Sigmar Gabriel mostrou-se preocupado com a instabilidade política e os danos que causa à economia da região, de Espanha e a toda a UE: “O povo e a economia da Catalunha estão inquietos e cada dia em que persiste a falta de clareza aumenta a inquietude, e a situação torna-se mais difícil”, acrescentou o ministro alemão, que no dia 11 afirmara que uma declaração unilateral de independência por parte do governo da Catalunha seria “irresponsável”.

Ontem, na conferência de imprensa em Bruxelas, Romeva, o responsável da diplomacia catalã, perguntava, quando dizia que se podia passar tudo a partir daqui, inclusive a detenção dos dirigentes políticos catalães: “É algo que a União Europeia pode aceitar?

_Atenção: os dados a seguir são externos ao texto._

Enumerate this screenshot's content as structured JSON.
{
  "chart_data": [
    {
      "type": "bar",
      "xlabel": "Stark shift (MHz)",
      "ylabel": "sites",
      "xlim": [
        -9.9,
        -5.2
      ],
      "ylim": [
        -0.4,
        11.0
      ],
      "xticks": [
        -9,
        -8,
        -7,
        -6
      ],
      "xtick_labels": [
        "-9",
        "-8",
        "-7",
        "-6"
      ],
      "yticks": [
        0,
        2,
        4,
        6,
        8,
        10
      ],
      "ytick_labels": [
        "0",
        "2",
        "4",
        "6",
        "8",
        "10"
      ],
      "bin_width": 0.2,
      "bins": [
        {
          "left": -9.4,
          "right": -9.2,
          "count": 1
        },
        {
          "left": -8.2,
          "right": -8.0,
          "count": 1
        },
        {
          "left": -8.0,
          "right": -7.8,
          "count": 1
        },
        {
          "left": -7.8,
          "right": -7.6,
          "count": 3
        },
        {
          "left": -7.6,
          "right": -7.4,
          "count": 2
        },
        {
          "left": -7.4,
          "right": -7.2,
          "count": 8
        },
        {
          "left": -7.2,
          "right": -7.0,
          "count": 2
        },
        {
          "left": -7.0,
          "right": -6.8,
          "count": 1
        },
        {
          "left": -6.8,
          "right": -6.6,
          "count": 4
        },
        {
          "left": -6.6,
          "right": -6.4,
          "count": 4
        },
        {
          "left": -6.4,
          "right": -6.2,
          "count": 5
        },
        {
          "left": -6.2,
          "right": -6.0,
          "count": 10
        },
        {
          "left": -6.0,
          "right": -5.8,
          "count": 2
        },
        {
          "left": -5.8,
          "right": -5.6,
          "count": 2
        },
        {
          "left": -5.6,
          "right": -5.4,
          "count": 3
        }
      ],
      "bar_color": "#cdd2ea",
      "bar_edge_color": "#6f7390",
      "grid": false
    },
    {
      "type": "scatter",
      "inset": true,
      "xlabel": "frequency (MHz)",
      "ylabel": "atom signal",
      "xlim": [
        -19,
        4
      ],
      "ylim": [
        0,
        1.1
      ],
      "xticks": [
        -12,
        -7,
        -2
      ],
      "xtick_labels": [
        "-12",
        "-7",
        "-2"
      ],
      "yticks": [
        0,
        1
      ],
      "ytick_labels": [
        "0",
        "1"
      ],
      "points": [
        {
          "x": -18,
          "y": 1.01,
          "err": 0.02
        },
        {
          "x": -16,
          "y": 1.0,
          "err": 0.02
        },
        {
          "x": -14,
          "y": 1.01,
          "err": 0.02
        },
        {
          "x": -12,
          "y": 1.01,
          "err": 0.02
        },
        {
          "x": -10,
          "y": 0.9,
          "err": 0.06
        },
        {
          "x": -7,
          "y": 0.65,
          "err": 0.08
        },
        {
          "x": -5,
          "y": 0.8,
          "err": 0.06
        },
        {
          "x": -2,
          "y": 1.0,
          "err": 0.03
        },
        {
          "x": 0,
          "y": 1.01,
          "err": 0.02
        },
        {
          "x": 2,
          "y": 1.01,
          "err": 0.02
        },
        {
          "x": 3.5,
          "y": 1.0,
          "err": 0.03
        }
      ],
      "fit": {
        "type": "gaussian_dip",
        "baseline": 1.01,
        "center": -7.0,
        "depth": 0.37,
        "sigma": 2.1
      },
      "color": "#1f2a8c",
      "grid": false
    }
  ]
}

Pode viver com isso?”

Na segunda viagem a Bruxelas nas últimas três semanas, o representante de assuntos exteriores da Catalunha insistiu na necessidade de diálogo entre Barcelona e Madrid: “Não há alternativa ao diálogo. Isto é a política”, disse Romave, acrescentando que “não há alternativa a um acordo negociado com Espanha. “É no interesse de todos, catalães, espanhóis e europeus. Obviamente, o confronto nunca é desejável.”

Para Romeva, aquilo que Madrid está a fazer é negar a realidade, fazer de conta que a situação na Catalunha não chegou a um ponto em que não há volta a dar senão fazê-la evoluir para outro patamar. “É uma realidade que existe e não vai desaparecer, só porque há alguns que não gostam. Negar a realidade, está demonstrado que não resolve nada.